While travel has the capacity to help anyone change and grow if they’re open to it, it had specific results for Lindsay and Adelaida as women.

“Personally, it has made me a happier, more understanding, less judgmental, and driven person,” Adelaida said. “From the professional view, after traveling with such an amazing program for so long, it made me sad to think about how hard it would be to keep track of each other’s travels. I knew how hard it would be to meet more amazing, open-minded and fun people like those in the Remote Nation, so I started a social travel network [Nomo FOMO] with another Remote Year participant. I’ve never been happier! It’s a mix of my two passions in life: connecting people through travel and startups.”

“I’ve become much calmer,” Lindsay added. “I used to worry over little details and get worked up about timing and flights and packing, and now I just let it all flow. As a travel journalist, Remote Year has fundamentally helped me build a career since I’ve had the great privilege of living in a new place every month, which opened up a slew of story ideas.
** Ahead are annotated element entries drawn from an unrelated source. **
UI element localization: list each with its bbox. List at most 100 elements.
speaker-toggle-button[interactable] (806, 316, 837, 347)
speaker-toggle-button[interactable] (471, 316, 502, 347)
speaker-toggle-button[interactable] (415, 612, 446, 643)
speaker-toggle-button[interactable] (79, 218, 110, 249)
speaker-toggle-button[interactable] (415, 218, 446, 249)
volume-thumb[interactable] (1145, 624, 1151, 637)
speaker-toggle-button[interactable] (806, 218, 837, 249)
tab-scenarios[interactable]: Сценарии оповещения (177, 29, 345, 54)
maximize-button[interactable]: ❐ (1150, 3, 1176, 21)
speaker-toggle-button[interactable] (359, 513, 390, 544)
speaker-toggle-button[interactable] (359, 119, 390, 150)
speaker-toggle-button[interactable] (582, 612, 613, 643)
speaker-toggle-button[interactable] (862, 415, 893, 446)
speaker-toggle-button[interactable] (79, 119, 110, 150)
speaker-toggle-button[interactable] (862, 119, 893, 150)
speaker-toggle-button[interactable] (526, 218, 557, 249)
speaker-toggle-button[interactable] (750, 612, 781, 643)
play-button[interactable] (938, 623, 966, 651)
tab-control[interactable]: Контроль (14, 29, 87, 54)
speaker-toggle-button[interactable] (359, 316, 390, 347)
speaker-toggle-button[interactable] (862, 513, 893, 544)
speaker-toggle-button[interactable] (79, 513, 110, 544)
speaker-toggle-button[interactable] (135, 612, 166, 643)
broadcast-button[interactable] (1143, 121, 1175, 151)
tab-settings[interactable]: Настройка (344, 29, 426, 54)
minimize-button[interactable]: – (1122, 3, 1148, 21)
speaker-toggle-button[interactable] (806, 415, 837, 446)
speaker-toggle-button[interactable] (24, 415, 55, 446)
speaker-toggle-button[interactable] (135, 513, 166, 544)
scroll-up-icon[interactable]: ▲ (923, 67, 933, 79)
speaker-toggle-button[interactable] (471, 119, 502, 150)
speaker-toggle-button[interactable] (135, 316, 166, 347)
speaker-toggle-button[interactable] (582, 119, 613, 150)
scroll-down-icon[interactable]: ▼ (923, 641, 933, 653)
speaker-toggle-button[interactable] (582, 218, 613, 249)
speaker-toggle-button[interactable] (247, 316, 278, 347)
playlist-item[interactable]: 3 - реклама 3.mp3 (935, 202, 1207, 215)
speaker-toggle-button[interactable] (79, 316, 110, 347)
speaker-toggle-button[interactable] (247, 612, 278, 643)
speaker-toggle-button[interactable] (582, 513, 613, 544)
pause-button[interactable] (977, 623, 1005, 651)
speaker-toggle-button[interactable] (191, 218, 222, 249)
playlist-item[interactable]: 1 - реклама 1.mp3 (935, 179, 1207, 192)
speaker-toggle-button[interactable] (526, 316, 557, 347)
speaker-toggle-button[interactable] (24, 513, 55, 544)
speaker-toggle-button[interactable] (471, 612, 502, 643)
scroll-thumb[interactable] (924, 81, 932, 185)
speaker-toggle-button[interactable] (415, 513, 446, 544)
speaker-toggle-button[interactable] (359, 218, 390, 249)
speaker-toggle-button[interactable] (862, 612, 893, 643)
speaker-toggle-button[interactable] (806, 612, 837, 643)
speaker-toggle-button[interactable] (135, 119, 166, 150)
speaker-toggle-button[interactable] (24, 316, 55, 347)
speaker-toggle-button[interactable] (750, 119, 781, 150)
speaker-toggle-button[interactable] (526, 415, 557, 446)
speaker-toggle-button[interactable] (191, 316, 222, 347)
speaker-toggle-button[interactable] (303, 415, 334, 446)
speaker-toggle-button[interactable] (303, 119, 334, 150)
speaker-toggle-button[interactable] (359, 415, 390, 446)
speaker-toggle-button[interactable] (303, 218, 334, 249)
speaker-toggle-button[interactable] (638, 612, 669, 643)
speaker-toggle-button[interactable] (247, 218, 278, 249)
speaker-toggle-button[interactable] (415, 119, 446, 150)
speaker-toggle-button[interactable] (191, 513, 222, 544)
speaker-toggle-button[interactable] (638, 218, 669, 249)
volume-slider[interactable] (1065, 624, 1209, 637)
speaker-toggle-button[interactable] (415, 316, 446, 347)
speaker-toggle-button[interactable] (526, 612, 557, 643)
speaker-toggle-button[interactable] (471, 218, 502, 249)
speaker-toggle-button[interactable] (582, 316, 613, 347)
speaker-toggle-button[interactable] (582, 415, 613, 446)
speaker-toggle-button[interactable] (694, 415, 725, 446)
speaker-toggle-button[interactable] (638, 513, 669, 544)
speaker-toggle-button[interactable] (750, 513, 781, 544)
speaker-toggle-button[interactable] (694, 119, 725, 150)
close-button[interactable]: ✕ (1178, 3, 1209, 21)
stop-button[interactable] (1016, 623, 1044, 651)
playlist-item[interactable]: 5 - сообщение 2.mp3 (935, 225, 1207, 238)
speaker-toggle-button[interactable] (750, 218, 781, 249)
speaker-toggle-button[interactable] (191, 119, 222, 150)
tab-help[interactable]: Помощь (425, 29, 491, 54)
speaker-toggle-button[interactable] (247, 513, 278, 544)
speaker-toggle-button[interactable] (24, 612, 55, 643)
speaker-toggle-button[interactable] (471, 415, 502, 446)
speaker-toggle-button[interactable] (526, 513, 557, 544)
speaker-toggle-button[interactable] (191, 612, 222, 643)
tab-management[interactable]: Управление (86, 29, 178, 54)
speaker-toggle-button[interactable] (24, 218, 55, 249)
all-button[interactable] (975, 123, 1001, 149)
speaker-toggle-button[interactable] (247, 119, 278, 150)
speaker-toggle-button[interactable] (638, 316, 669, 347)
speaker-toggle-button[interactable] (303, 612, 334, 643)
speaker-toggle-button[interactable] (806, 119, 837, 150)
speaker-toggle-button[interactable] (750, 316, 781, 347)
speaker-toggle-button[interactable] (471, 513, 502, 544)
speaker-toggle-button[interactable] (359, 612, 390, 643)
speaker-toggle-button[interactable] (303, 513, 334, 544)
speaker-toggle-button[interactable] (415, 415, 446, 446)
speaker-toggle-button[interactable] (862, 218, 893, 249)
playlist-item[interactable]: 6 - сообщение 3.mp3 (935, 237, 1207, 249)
On a personal level, I feel as if I can do anything, and I feel so supported by the community I’ve been lucky to be part of.”

Work and travel programs are a great platform for absorbing many life lessons that can help you grow as a professional, and as a person. However, there are also moments when you’ll get to teach the group a thing or two. Perhaps, like Lindsay, you’ll give a demonstration on just how badass women can be.

Our group climbed the backside of the Batu Caves in Kuala Lumpur,” Lindsay said. “There was an easy track, a medium track, and a hard track. I managed to scale all three, much to the surprise of the men in our group. I wouldn’t call it a bias, but I do feel as if women have to continuously remind guys, that hey, we’ve got this. We’re good. We’re actually awesome.”

‘Nough said.

Women are traveling in numbers that are higher than ever before, yet the contradicting stereotype of the importance of solo female travel for growth, combined with the concept that the world is just too scary for women ,prevails. If women want to experience the world without fear hanging over their heads, and prove a few of those biases wrong along the way, a work and travel program is the way to go.

Like Lindsay and Adelaida, women who join work and travel programs have the opportunity to define their lives for themselves, continue onward in their professional pursuits, and enjoy the security and comfort of having a supportive community by their side through every step.